Marc Bloch, L’Etrange défaite, en 1940

 

Changer de société, refaire de la politique 

 

             « Nous vivions alors dans une époque étrange, comme celles qui d’ordinaire succèdent aux révolutions ou aux abaissements des grands règnes… C’était un mélange d’activité, d’hésitation et de paresse, d’utopies brillantes, d’aspirations philosophiques ou religieuses, d’enthousiasmes vagues mêlés de certains instincts de renaissances, d’ennui des discordes passées, d’espoirs incertains. »

            Je pense souvent aux premières lignes de la Sylvie de Gérard de Nerval en ce moment. Chacun chez soi, nous sommes confinés, ou c’est tout comme. Il y a eu le temps de la sidération, au mois de mars 2020, puis une tentative pour s’ébrouer et reprendre pied dans le monde, l’été dernier, puis la rentrée et l’enfoncement progressif dans un quotidien fait de travail à distance, de discussions virtuelles, de « conférences zoom », de silhouettes masquées, de gel hydro-alcoolique, mais aussi de moments volés entre amis (à condition de rester dormir sur place).

            La société française est de plus en plus atone.

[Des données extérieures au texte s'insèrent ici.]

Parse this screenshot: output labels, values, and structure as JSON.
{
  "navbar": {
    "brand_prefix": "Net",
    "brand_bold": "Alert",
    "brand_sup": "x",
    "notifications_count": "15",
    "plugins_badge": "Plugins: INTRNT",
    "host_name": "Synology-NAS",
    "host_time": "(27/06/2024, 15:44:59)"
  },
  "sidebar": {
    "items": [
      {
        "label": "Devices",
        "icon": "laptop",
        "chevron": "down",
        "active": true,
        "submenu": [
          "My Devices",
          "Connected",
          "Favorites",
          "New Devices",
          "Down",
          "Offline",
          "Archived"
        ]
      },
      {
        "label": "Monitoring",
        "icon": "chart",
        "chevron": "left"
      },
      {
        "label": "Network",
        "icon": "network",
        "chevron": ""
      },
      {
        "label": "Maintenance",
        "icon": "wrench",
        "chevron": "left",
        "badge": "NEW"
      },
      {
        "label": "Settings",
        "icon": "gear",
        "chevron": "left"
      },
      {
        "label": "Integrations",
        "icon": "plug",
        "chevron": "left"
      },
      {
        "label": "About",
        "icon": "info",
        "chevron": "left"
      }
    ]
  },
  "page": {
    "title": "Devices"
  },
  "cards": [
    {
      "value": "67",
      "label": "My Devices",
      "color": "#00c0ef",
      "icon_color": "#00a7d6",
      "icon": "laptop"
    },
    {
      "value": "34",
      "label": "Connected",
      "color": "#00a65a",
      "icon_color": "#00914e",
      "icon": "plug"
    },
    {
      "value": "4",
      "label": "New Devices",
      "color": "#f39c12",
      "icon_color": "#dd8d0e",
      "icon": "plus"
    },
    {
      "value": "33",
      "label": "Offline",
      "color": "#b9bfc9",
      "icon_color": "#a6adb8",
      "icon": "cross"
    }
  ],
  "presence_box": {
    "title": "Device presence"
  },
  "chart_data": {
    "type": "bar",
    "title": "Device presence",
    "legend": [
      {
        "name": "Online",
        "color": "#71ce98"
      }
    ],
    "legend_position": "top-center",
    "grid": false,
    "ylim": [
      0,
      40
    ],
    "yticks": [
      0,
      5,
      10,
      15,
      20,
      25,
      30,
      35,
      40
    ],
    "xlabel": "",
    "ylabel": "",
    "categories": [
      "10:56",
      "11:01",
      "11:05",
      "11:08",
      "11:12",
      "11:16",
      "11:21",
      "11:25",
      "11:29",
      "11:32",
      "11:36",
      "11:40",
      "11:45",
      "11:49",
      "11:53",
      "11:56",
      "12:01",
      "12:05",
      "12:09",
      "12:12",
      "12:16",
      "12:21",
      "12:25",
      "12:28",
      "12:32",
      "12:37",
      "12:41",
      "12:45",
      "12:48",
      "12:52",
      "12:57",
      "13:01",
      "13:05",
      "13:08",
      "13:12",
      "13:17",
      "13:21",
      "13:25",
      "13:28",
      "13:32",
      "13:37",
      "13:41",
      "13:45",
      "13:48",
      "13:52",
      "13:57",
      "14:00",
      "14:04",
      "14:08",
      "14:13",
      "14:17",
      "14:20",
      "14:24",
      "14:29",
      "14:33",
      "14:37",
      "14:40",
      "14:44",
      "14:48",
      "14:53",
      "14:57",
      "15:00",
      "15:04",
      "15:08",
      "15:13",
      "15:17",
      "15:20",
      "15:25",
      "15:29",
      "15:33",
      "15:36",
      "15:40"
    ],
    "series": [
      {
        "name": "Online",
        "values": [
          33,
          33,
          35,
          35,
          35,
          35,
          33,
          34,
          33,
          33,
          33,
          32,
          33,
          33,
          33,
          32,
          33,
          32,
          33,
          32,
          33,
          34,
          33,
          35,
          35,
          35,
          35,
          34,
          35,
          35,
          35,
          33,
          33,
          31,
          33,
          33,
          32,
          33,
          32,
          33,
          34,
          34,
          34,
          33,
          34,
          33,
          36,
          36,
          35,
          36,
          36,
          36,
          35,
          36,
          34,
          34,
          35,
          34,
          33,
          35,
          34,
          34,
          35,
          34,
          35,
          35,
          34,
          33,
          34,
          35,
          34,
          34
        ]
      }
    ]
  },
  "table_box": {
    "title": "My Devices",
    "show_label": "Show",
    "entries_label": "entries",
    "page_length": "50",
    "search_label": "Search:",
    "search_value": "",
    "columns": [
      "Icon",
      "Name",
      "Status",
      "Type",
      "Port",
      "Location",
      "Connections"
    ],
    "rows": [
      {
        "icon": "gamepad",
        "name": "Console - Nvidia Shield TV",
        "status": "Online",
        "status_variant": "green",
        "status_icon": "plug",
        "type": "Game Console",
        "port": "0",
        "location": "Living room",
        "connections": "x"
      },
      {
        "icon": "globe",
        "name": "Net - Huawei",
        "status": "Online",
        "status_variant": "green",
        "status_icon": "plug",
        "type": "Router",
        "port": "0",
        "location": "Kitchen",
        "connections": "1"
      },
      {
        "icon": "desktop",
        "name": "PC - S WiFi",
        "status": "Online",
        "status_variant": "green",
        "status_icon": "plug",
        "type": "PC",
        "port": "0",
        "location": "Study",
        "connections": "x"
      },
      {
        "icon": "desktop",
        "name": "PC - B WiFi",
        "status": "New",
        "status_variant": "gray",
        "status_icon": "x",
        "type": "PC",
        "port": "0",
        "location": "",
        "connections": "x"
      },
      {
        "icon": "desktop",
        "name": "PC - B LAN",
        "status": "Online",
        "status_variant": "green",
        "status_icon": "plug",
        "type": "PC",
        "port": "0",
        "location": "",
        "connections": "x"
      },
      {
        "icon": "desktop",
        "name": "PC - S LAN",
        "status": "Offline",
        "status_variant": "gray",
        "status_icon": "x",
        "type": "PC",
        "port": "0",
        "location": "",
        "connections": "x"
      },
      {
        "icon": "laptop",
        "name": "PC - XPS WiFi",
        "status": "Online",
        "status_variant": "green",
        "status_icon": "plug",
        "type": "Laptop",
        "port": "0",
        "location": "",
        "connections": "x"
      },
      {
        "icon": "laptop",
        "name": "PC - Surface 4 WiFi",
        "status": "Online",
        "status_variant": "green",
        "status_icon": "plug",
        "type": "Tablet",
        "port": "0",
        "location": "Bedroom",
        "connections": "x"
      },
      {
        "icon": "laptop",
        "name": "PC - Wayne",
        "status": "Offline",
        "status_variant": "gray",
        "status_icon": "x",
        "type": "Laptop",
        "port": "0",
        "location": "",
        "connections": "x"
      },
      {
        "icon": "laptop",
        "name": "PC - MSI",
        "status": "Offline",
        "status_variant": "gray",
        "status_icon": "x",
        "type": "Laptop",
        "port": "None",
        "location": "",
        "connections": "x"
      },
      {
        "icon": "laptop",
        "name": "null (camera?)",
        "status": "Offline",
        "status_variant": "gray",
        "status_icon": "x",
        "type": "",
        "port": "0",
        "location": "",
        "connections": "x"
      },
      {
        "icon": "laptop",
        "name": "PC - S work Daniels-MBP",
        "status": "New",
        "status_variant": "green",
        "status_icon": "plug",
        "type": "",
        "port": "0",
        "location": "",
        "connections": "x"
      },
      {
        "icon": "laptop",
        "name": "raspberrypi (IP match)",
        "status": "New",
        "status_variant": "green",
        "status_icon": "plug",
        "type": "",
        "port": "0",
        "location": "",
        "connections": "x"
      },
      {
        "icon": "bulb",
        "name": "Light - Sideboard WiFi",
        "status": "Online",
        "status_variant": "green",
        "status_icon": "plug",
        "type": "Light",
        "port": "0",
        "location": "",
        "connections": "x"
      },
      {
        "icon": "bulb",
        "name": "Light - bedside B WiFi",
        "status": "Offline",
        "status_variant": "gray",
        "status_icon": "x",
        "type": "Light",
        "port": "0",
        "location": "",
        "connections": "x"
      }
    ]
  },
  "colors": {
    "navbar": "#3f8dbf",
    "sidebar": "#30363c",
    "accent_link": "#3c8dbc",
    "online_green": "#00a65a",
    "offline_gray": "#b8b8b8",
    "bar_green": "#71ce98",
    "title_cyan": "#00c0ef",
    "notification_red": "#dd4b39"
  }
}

            « Atone » : cela veut dire qu’elle manque de tonos, de tension, donc de vie. Contre cet enlisement progressif et contre la disparition de la politique et du monde commun, il nous faut introduire ce que le philosophe François Jullien appelle des décoïncidences (1). Décoïncider, c’est tout le contraire de protester ou de s’opposer. Protester est une posture qui fait du bruit, qui prend la pose, qui prône éventuellement la révolution, mais qui ne change rien au fond. Décoïncider d’une situation installée, d’une habitude qui n’est plus réfléchie, c’est la défaire de l’intérieur, introduire un écart de telle manière que la capacité à vivre s’ébroue et retrouve élan, allant, tonus. Notre existence se renouvellera par ces écarts que nous introduirons dans nos manières d’acheter, de manger, de nous déplacer, de parler, de lire, d’écouter, d’obéir au pouvoir ou de résister, de faire attention – de faire attention, surtout, et de savoir à quoi l’on veut faire attention : les alertes et les « infos » de nos téléphones ou le chant des oiseaux ? Ou bien encore, faire attention à nos voisins les plus proches.

            Nous, citadins éduqués, qui parlons (mal) l’anglais international et informés de ce qui se passe à l’autre bout de la terre, il arrive que nous nous sentions plus proche de ceux qui habitent une autre métropole, à quelques centaines ou milliers de kilomètres de là – collègues d’une même entreprise, dirigeants d’autres entreprises, « amis » sur les réseaux « sociaux », homologues en tout genre, ou membres de notre famille – plus proche que de ceux qui se trouvent à côté de nous : voisin d’immeuble ou de maison, commerçant, sans domicile fixe. Mais aussi oiseaux, insectes, arbres, plantes, cours d’eau, mais aussi l’air que nous respirons, les microbes et tous les êtres qui nous permettent de vivre. C’est tout un ensemble de réseaux d’humains et de non-humains, sans qu’il y ait de rupture avec notre être singulier, qui nous permet à chaque instant de vivre. Nous agissons en permanence sur notre milieu et notre milieu agit sur nous. Qu’est-ce qui nous est nécessaire ? Comment chacun d’entre nous peut-il décrire ce milieu qui le fait vivre ? A quoi tenons-nous ? Avec qui sommes-« nous » ? Et qui sont les ennemis ?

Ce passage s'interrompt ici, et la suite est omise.